The answer is simple “Nutrition”, someone once said to me “Abs are made in the kitchen” and this couldn’t be more true, you can do as much cardio, as you want, as man abs exercises, or even lift heavy weights, but at the end of the day, if you have horrible nutrition, you are stopping yourself from getting to your full potential, you may get stronger, you may be more aerobic, but at the end of the day If you eat pizza, and other saturated fats while exercising, your still going to stay fat, you may gain less fat than someone who sits on their ass all day but you will still be fat none the less.
If however you realize that Abs are made in the kitchen, eat healthy get your nutrition right, measure your calories, then you are helping yourself, succeed.
When I say get your nutrition right, essentially what it comes down to three primary components:
- Calorie control – counting/monitoring your calories, personally I use www.myfitnesspal.com, its free and really good since it has most foods already on it including own brand food, so you just need to select the right one and set up your meals, so it makes it allot easier than having to spend hours manually entering the information from the packet, not that there is anything wrong with that since some people still use excel, its mostly personal preference, and as I’m lazy, and busy, I prefer the easy way, not the spend 3 hours imputing food into excel way.
- Balance of macronutrients – protein, carbs, and fat – have the right balance, if your goal is weightless you want to be in a calorie deficit, on MyFitnessPal, if you want to gain weight you want to be in a calorie surplus, again using MyFitnessPal, work out your daily protein, carbs and fats.
- Stick to clean foods where possible – a clean food would be something like an apple, in fact an apple is a grade a clean food, a non-clean food would be something like a highly processed apple pie you get from McDonalds!

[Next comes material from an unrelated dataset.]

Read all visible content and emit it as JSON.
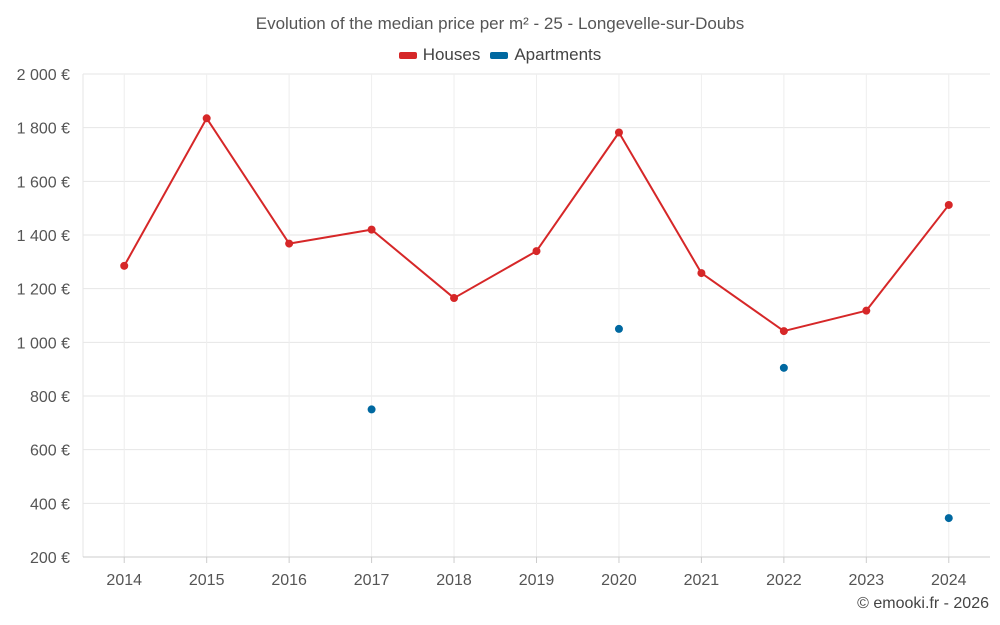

As a general rule, 1 pound of fat has 3500 calories, so to lose roughly 1 pound of fat per week you need a 500 daily calorie deficit, you would think you could simply double that to loose double the fat, but it doesn’t quite work like that since as I mentioned in the low calorie diet post, your body goes into a starvation response and ends up eating muscle too, you end up losing muscle which is the opposite to what you want, so don’t try and cut fat quickly and dramatically.